EXERCÍCIO DO PODER ADMINISTRATIVO

MÓDULO IV PROCEDIMENTO ADMINISTRATIVO

1. Noção

A ação da Administração Pública constitui um resultado. Esta conceção pressupõe que toda a
ação administrativa seja precedida de um conjunto de atos, lógica e sequencialmente
ordenados segundo uma tramitação, em ordem à produção de um determinado resultado –
designadamente, um regulamento administrativo, um ato administrativo ou um contrato
administrativo –, dando corpo ao procedimento administrativo

O Procedimento Administrativo pode ser definido como o caminho ou a via através do qual a
Administração Pública pode obter uma decisão. É, por isso, através deste procedimento que
a Administração é capaz da formação e da expressão de uma vontade.

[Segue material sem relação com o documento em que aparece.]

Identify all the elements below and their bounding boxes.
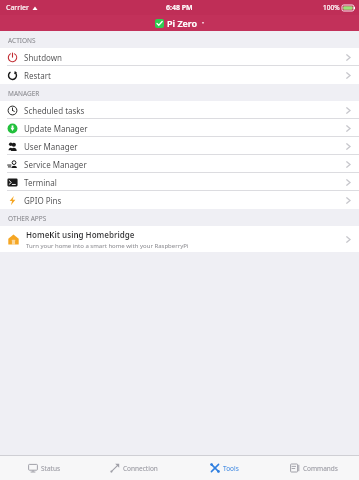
button[interactable]: Update Manager xyxy=(0,119,359,137)
staticText: HomeKit using Homebridge xyxy=(26,229,135,240)
staticText: Scheduled tasks xyxy=(24,105,85,116)
button[interactable]: Status xyxy=(0,456,89,480)
button[interactable]: Tools xyxy=(179,456,269,480)
staticText: Commands xyxy=(303,464,338,473)
staticText: Service Manager xyxy=(24,159,87,170)
staticText: Pi Zero xyxy=(167,17,198,29)
button[interactable]: Pi Zero xyxy=(155,17,205,29)
staticText: 100% xyxy=(323,3,340,12)
staticText: Carrier xyxy=(6,3,29,13)
staticText: ACTIONS xyxy=(8,36,36,45)
staticText: 6:48 PM xyxy=(166,3,193,13)
staticText: Restart xyxy=(24,70,51,81)
staticText: Update Manager xyxy=(24,123,88,134)
staticText: Status xyxy=(41,464,61,473)
staticText: Turn your home into a smart home with yo… xyxy=(26,242,189,250)
staticText: OTHER APPS xyxy=(8,214,47,223)
staticText: GPIO Pins xyxy=(24,195,62,206)
button[interactable]: Scheduled tasks xyxy=(0,101,359,119)
button[interactable]: Connection xyxy=(89,456,179,480)
button[interactable]: User Manager xyxy=(0,137,359,155)
button[interactable]: Terminal xyxy=(0,173,359,191)
staticText: User Manager xyxy=(24,141,78,152)
button[interactable]: GPIO Pins xyxy=(0,191,359,209)
button[interactable]: Shutdown xyxy=(0,48,359,66)
button[interactable]: Restart xyxy=(0,66,359,84)
staticText: Connection xyxy=(123,464,158,473)
staticText: Shutdown xyxy=(24,52,62,63)
staticText: Tools xyxy=(223,464,239,473)
button[interactable]: Service Manager xyxy=(0,155,359,173)
button[interactable]: Commands xyxy=(269,456,359,480)
staticText: MANAGER xyxy=(8,89,40,98)
button[interactable]: HomeKit using Homebridge xyxy=(0,226,359,252)
staticText: Terminal xyxy=(24,177,57,188)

A atividade administrativa não se esgota na tomada de decisões, visto que antes e depois de
cada decisão há sempre um conjunto de passos a tomar, sejam eles atos preparatórios a
praticar, estudos a efetuar, averiguações a fazer, exames e vistos a realizar, informações e
pareceres a recolher, etc.
A atividade da Administração Pública é, em larga medida, uma atividade processual, isto é,
sobre cada assunto, começa num determinado ponto e depois caminha por fases, desenrola-
se de acordo com um certo modelo, avança pela prática de atos que se encadeiam uns nos
outros e, pela observância de certos trâmites, de certas formalidades e de certos prazos que
se sucedem numa determinada sequência. Chama-se a esta sequência o procedimento
administrativo.
O procedimento administrativo é, assim, a sequência juridicamente ordenada de atos e
formalidades tendentes à preparação e exteriorização da prática de um ato da Administração
ou à sua execução

O artigo 1º da Lei do Procedimento Administrativo (LPA) define procedimento administrativo


como a sucessão ordenada de atos e formalidades tendentes à formação e manifestação da
vontade da Administração Pública, ou à sua execução.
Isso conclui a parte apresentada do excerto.